Cage Complexes of Carbenium and Silylium Cations with an Aromatic Base. Is the η⁶ Coordination Type Realizable?

The cage cations [E­((CH₂)₃)₃C₆R₃]⁺ (E = C (1), Si (2); R = H (a), Li (b), F (c)) were studied theoretically using the MP2/6-311++G­(d,p) approach. The migration of the electrophilic center E and a proton around the perimeter of the arene ring in the cations [E­((CH₂)₃)₃C₆H₃]⁺ was considered.

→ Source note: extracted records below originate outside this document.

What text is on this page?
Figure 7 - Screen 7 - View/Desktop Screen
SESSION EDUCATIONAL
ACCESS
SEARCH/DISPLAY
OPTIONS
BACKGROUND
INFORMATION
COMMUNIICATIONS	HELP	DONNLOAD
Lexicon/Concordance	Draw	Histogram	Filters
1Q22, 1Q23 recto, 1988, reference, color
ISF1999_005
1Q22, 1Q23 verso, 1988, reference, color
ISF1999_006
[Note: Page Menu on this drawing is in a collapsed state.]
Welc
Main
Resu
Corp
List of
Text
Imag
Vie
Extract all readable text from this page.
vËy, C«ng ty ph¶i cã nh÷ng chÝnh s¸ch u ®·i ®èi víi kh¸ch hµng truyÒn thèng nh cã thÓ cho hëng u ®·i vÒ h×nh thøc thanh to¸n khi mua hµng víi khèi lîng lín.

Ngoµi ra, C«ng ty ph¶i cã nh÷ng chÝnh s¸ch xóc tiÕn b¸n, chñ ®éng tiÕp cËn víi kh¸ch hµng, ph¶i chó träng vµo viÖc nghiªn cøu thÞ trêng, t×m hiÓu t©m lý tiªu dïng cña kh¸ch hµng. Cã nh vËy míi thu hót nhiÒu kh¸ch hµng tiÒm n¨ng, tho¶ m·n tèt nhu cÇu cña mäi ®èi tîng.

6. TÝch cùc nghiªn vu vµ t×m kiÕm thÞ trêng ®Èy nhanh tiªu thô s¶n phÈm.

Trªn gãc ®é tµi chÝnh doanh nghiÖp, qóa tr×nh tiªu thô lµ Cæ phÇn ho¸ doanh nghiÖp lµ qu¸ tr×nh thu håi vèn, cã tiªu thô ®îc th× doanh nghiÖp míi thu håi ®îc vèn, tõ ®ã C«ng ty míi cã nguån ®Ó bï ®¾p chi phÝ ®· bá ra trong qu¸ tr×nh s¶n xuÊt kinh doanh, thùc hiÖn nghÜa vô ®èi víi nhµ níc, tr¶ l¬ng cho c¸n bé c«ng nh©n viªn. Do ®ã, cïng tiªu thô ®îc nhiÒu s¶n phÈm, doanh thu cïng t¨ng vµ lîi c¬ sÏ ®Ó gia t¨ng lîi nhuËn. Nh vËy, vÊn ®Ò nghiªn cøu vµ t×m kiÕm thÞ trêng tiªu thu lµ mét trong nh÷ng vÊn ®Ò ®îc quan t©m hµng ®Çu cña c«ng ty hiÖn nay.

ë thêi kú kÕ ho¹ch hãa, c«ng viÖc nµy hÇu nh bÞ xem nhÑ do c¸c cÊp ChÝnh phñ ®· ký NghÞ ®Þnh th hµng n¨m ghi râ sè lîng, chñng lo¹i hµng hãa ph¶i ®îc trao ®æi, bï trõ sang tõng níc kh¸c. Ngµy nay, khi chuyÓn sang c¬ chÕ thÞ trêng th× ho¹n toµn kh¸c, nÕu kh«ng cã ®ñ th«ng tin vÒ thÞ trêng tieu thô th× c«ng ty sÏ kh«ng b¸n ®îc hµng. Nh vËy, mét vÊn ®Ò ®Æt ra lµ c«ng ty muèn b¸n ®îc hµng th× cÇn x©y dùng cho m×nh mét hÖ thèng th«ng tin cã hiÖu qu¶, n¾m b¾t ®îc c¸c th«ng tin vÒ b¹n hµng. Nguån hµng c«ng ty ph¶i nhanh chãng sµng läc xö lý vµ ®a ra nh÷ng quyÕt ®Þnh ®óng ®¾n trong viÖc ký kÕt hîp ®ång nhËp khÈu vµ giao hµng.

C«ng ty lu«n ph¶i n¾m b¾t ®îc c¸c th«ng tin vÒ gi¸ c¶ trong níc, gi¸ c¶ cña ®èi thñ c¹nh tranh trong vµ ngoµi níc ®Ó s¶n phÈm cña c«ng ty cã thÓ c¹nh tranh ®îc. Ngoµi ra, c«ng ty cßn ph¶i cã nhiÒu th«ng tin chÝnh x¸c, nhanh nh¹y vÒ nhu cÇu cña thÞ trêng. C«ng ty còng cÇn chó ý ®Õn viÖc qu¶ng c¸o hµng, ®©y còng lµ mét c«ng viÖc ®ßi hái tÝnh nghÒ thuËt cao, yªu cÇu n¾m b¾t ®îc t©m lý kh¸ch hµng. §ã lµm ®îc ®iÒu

Our results are indicative of the π type of E←arene coordination in the intramolecular complexes [E­((CH₂)₃)₃C₆R₃]⁺. The cation [Si­((CH₂)₃)₃C₆H₃]⁺ (2a), which corresponds to a peak (M – CH₃)⁺ at m/z 229 in the mass spectrum of methylsilacyclophane, exists in a firmly established η¹π form, as opposed to the case for the known complexes of the trivalent silicon atom with aromatic bases. The species [C­((CH₂)₃)₃C₆F₃]⁺ (1c), as well as 4a, obtained by connecting the equatorial carbon atoms in [Si­((CH₂)₃)₃C₆H₃]⁺ by a methylene bridge, are the first representatives of stable “face” complexes of carbenium and silylium cations with a benzene ring. The process of deprotonation of the complexes [C­((CH₂)₃)₃C₆H₃]⁺, [Si­((CH₂)₃)₃C₆H₃]⁺, and 4a was found to be energetically unfavorable, even in the presence of a strong base such as NEt₃. The effect of the counterions BX₄^– (X = F, C₆F₅) and the polarity of solvents on the structure of the above cations was investigated using the examples of toluene and DMSO.